Algérie : pourquoi le président Tebboune gèle les nouvelles taxes
Après avoir approuvé de nouveaux prélèvements dans le projet de loi finances 2022, l’exécutif algérien fait machine arrière, alors qu’une poussée inflationniste grève le pouvoir d’achat des populations.
Rétropédalage. Dans une réunion du Conseil des ministres le 13 février, le président algérien, Abdelmadjid Tebboune, a décidé le gel « à compter d’aujourd’hui et jusqu’à nouvel ordre, de tous les impôts et les taxes, notamment les taxes contenues dans la loi de finances 2022 sur certains produits alimentaires ». Le président algérien a également ordonné « la suppression de tous les impôts et taxes sur le e-commerce, les téléphones portables, les matériels informatiques à usage personnel et les start-up en se contentant des tarifications réglementées ».
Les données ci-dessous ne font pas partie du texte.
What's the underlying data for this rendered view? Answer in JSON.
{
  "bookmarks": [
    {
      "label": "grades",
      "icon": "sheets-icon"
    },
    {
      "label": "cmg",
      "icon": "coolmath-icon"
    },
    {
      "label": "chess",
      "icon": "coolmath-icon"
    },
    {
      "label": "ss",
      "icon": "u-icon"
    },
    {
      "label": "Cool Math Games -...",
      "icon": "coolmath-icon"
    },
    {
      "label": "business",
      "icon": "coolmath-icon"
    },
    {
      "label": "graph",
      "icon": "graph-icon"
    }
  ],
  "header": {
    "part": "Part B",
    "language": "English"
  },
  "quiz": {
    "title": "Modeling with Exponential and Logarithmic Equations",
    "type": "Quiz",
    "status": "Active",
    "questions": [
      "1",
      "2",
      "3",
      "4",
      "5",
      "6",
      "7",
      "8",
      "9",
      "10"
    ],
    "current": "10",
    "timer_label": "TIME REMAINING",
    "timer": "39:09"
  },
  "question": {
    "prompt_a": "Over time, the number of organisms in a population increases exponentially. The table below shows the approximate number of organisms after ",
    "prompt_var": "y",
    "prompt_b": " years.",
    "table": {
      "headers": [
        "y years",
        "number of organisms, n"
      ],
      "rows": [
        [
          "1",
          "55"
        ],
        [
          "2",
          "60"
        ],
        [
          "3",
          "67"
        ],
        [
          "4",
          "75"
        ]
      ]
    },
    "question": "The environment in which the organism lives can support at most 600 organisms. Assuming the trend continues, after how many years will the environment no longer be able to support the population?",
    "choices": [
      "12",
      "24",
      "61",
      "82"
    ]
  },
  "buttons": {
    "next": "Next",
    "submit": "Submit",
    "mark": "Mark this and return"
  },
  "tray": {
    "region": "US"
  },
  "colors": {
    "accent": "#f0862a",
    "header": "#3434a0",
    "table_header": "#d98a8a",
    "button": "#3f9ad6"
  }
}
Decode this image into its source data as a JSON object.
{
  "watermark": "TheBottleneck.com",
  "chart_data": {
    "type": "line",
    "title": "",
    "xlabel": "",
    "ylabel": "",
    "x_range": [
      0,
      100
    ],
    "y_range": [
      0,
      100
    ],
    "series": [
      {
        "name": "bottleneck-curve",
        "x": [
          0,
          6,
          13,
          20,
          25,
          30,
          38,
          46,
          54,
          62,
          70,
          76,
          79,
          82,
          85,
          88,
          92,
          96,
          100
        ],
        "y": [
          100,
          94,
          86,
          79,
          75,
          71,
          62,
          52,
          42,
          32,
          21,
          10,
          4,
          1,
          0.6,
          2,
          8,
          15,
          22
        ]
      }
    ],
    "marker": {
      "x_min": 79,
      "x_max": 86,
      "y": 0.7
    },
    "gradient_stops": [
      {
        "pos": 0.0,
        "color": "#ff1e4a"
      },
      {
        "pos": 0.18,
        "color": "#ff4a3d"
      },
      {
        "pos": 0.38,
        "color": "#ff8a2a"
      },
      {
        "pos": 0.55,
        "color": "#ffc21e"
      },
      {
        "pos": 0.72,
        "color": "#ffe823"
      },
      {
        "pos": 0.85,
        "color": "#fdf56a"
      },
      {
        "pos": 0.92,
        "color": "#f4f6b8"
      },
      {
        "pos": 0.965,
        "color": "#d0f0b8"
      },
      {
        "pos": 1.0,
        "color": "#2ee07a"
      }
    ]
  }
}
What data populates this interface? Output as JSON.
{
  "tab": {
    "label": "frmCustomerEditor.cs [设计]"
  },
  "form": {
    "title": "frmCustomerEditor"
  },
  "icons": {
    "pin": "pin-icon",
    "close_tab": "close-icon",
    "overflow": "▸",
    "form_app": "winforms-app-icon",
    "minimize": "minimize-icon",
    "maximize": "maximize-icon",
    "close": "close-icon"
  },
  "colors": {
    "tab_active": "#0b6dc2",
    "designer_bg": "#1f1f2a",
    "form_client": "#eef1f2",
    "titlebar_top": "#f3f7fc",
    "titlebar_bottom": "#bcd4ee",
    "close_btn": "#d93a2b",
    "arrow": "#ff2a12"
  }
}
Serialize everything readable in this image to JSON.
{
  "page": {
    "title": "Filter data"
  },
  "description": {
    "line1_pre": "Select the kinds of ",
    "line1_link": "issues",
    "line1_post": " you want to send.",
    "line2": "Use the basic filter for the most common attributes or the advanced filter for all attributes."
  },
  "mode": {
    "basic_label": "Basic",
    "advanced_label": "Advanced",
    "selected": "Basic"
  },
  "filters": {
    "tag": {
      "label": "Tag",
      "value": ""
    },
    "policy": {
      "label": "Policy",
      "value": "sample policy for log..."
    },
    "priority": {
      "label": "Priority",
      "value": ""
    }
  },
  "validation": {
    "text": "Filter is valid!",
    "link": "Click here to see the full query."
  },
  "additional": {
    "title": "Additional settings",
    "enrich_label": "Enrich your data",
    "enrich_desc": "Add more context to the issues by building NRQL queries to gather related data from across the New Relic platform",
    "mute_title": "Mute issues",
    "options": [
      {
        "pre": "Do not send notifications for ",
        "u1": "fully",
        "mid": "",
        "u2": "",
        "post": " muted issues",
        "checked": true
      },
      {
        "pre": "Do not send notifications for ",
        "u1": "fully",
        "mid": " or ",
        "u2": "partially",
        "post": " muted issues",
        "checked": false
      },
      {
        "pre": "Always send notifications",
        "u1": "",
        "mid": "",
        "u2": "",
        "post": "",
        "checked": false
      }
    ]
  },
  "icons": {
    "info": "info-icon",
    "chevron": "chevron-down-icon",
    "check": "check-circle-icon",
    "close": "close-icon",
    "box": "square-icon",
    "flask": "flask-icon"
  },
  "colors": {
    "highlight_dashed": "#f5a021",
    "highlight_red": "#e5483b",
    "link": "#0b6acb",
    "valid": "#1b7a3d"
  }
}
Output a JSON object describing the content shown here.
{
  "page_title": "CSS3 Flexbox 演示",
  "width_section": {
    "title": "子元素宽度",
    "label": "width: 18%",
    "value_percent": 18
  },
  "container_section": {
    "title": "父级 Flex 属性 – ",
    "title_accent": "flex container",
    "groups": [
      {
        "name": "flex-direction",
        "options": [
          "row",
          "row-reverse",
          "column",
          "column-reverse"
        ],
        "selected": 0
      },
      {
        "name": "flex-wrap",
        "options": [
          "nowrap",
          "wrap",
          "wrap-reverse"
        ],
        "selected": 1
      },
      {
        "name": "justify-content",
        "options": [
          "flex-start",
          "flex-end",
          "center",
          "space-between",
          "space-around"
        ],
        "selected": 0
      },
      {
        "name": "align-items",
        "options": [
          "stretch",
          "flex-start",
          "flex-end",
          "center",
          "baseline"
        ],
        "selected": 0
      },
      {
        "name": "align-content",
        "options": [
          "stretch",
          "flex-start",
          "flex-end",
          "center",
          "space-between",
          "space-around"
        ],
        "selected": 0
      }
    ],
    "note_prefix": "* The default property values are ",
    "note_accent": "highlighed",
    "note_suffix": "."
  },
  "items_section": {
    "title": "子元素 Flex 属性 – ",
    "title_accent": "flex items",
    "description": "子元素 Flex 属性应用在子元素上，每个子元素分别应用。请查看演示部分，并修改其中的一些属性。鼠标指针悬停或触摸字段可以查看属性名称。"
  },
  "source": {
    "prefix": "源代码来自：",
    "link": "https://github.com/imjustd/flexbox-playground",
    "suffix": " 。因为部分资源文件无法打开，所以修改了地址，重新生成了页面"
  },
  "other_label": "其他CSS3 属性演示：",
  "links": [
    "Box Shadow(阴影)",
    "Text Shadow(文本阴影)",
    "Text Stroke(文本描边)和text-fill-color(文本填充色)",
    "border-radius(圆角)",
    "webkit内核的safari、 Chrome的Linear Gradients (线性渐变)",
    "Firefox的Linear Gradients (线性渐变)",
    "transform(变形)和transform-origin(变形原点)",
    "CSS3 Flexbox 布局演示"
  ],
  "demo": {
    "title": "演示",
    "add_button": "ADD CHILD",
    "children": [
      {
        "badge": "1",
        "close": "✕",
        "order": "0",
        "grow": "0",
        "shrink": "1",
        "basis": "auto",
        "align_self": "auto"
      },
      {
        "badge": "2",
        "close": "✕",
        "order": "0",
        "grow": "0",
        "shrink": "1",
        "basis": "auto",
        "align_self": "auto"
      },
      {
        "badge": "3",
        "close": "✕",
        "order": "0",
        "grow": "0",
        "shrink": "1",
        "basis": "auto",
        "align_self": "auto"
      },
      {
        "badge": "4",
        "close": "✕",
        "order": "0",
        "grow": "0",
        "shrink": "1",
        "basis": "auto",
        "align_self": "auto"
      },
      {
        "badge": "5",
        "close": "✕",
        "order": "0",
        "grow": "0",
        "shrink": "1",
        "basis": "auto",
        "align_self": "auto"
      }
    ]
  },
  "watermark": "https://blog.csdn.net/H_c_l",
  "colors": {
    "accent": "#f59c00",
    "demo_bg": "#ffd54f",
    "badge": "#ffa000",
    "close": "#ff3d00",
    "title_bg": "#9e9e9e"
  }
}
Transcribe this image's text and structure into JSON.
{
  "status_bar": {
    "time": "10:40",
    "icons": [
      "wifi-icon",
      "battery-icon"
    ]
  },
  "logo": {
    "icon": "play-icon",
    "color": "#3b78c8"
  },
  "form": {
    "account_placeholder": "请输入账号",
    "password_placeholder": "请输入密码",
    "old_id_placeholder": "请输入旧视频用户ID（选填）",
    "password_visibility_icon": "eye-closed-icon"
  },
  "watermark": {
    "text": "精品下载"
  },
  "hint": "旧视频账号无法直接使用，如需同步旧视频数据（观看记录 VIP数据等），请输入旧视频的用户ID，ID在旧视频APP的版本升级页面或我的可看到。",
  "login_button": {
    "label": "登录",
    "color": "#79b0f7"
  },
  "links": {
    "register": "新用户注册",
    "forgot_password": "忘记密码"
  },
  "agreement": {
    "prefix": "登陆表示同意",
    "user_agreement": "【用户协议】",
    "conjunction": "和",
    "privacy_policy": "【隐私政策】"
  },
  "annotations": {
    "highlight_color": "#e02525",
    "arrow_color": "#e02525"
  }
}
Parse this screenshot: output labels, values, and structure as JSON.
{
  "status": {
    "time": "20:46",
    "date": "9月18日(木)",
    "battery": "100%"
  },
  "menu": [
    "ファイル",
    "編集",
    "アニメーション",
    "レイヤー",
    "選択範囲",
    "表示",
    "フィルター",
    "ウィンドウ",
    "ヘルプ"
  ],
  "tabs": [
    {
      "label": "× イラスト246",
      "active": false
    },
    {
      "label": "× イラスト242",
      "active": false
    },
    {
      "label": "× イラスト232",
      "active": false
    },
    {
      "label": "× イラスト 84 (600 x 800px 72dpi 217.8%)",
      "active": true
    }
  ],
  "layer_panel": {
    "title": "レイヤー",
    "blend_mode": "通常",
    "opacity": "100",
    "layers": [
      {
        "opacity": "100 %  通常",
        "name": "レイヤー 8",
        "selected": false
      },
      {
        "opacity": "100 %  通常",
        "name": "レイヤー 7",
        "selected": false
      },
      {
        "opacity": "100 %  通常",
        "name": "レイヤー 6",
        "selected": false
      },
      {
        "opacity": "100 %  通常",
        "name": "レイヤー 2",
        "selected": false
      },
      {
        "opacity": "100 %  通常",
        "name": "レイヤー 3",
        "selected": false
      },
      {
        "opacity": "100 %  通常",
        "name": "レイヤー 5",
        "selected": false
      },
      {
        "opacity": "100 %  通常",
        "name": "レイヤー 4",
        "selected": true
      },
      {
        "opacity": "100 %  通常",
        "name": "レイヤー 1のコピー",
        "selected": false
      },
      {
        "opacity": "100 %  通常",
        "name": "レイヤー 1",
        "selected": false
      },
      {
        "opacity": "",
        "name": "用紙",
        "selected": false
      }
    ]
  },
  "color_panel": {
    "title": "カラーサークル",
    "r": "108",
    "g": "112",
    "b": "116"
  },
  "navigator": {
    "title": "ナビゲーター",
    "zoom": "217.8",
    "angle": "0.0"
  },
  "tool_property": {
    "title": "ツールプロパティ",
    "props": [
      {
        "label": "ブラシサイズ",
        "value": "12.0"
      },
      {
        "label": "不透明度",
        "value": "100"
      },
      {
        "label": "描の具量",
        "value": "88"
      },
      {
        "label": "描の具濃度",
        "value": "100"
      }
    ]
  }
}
Pour rappel, la loi de finances a été votée par les députés le 17 novembre 2021, puis approuvée par le 25 du même mois par le Conseil de la nation (chambre haute) et a été publiée au Journal officiel le 30 décembre. Elle prévoyait de soumettre les ventes de sucre brut à un taux de TVA de 9 % mais surtout de mettre fin au système de subventions généralisées des produits de base, bénéficiant à toute la population depuis la fin des années 1960.
Plus de 12 milliards de dollars de « transferts sociaux »
Ces « transferts sociaux » ont permis aux Algériens, tous revenus confondus, de bénéficier d’une éducation et de soins gratuits, mais aussi de logements extrêmement bon marché. De même, depuis la loi finance du 31 décembre 1990, les produits et services de base (pain, semoule, sucre, huile, eau, électricité, gaz, transports…) ont été fortement subventionnés par l’État. « Le montant des transferts sociaux oscille entre 12 et 14 milliards de dollars par an. Ce chiffre doit être revu à la baisse, d’une manière ou d’une autre, sans pour autant attenter aux pauvres et aux indigents dans notre pays », avait expliqué en septembre dernier le président Abdelmadjid Tebboune.
Pour éviter que la fin de cette politique sociale n’impacte le pouvoir d’achat des Algériens, le gouvernement avait prévu, toujours dans la loi de finances 2022, la mise en place d’un « dispositif national de compensation monétaire au profit des ménages qui y sont éligibles ». Concernant les prix des produits subventionnés, l’instauration d’un « dispositif en vue de fixer les indemnités destinées au profit des familles habilitées au transfert monétaire direct » est également prévu par le texte.
Mais, « en octobre 2021, l’indice des prix à la consommation avait augmenté de 9,2 % en glissement annuel, un sommet depuis 2012 », rappelait la Banque mondiale fin décembre dans un rapport sur l’économie algérienne. Dans un tel contexte, l’introduction de nouvelles taxes, même couplée à des mesures compensatoires, n’est plus jugée opportune, semble-t-il, du côté de l’exécutif. D’où la décision présidentielle de geler ces nouvelles taxes. Dans le détail, sur un an, la hausse des prix des biens alimentaires et des produits agricoles frais atteint 16 %, celle des biens manufacturés 6,2 %, la progression est plus mesurée pour les services, à 2,3 %, selon les données de la Banque d’Algérie.
Contrôle des subventions
Pour prévenir l’érosion du pouvoir d’achat de la population, Alger compte également faire prendre en charge par l’Office algérien interprofessionnel des céréales (OAIC) le différentiel entre les prix à l’international – en nette progression – et ceux appliqués aux « produits destinés aux citoyens ». Enfin, l’exécutif prévoit de « renforcer davantage le contrôle sur les subventions dans le secteur de l’agriculture et de l’élevage de bétail » et ce afin d’assurer « une stabilité des prix ».
Selon l’agence de presse officielle APS, « plusieurs citoyens se sont félicités unanimement de cette décision la qualifiant de courageuse ». Reste à savoir combien de temps la suspension des nouvelles mesures fiscales sera maintenue face au risque inflationniste. Selon la Banque mondiale, la hausse moyenne de l’Indice des prix à la consommation, estimée à 7,3 % en 2021, ne devrait reculer que de 0,5 point à 2022 à 6,8 % pour s’établir à 6,6 % en 2023. En 2019, elle n’était que de 2 %. Entre-temps, la dette du gouvernement central, qui a bondi de 45,6 % du PIB en 2019 à 55 % en 2021 est attendue – au stade actuel des prévisions – à pas moins de 65 % de la production nationale à l’horizon 2023.